Natural: This term simply means that nothing was added to the egg.  All eggs meet this criteria.

Organic: Eggs marked with the USDA's National Organic Program label come from uncaged hens that are free to roam in their houses and have access to the outdoors.  The hens are fed an organic diet of feed produced without conventional pesticides or fertilizers.


Another benefit for having chickens in the back yard is, once you've harvested everything you want from your vegetable garden, your chickens will happily clear the beds, scratching out and eating unwanted weeds, slugs and seeds and fertilizing the soil while they're at it.  If you own an orchard or a few fruit trees, chickens will devour the fallen fruit before it can attract insects.  Chicken manure contains high levels of nitrogen, phosphorus and potassium which are great for your yard, gardens and flower beds.


If you are of the mind, you may also have the chickens as a meat for the table.  But, for the most part the eggs are the true benefit of having chickens in your back yard along with the fertilizer that is produced.   


Question: I have heard the Greater Peach Tree Borer is active now.  What can you tell me about it?

Answer:   Most people are concerned with protecting the fruit on their peach trees from insects but they need to be diligently protecting their trees first.


The greater peach tree borer is a clear winged moth that lays eggs on the trunk of the tree near the soil line. The eggs hatch and the larvae tunnel into the trunk feeding on the cambium and inner bark. On small trees, these larvae can kill the tree.


These borers are common in Oklahoma and can overwinter under the bark or below ground level on peaches, wild plum, cherry and other related plants. When temperatures reach 50 degrees, the larvae become active and pupate. Moths usually emerge in mid-May and continue through early June. Females begin laying eggs almost immediately and can lay 200-600 eggs during her short life. About 9-15 days later, the eggs hatch and the larvae begin feeding on the trunks.


Greater peach tree borer must be controlled each year starting with the year the trees are planted and continuing for the life of the tree. In mid-May, commercial peach growers make an application or drench of Lorsban 4E at the rate of 3 qts per 100 gallons. This drench is applied from the scaffold branches to the soil line, covering the entire trunk. The Lorsban should not be applied to the leaves or fruit. This application protects the trunks for the few weeks that the females are laying eggs.

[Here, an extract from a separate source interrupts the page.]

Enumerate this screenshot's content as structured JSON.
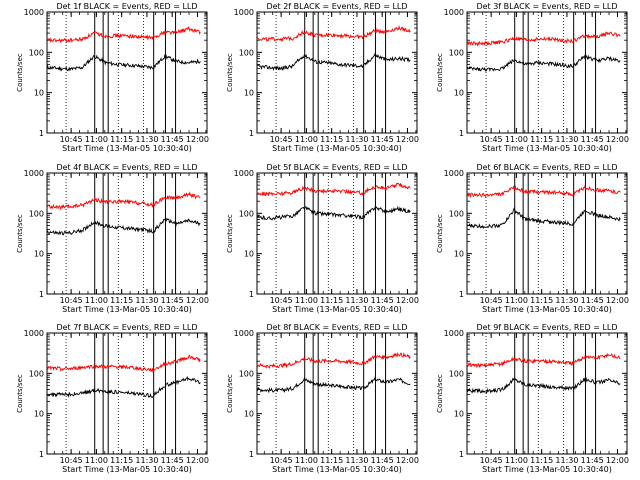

For homeowners, there are few options that can be purchased that are labeled for peach tree borer. Ortho-Bug-B-Gone & Spectracide as well as others make insecticides for home landscape use. Peach tree and peach tree borer must both be on the label to make it legal to apply for the control of the pest. Follow the manufacturer's instructions on when and how to make the applications properly.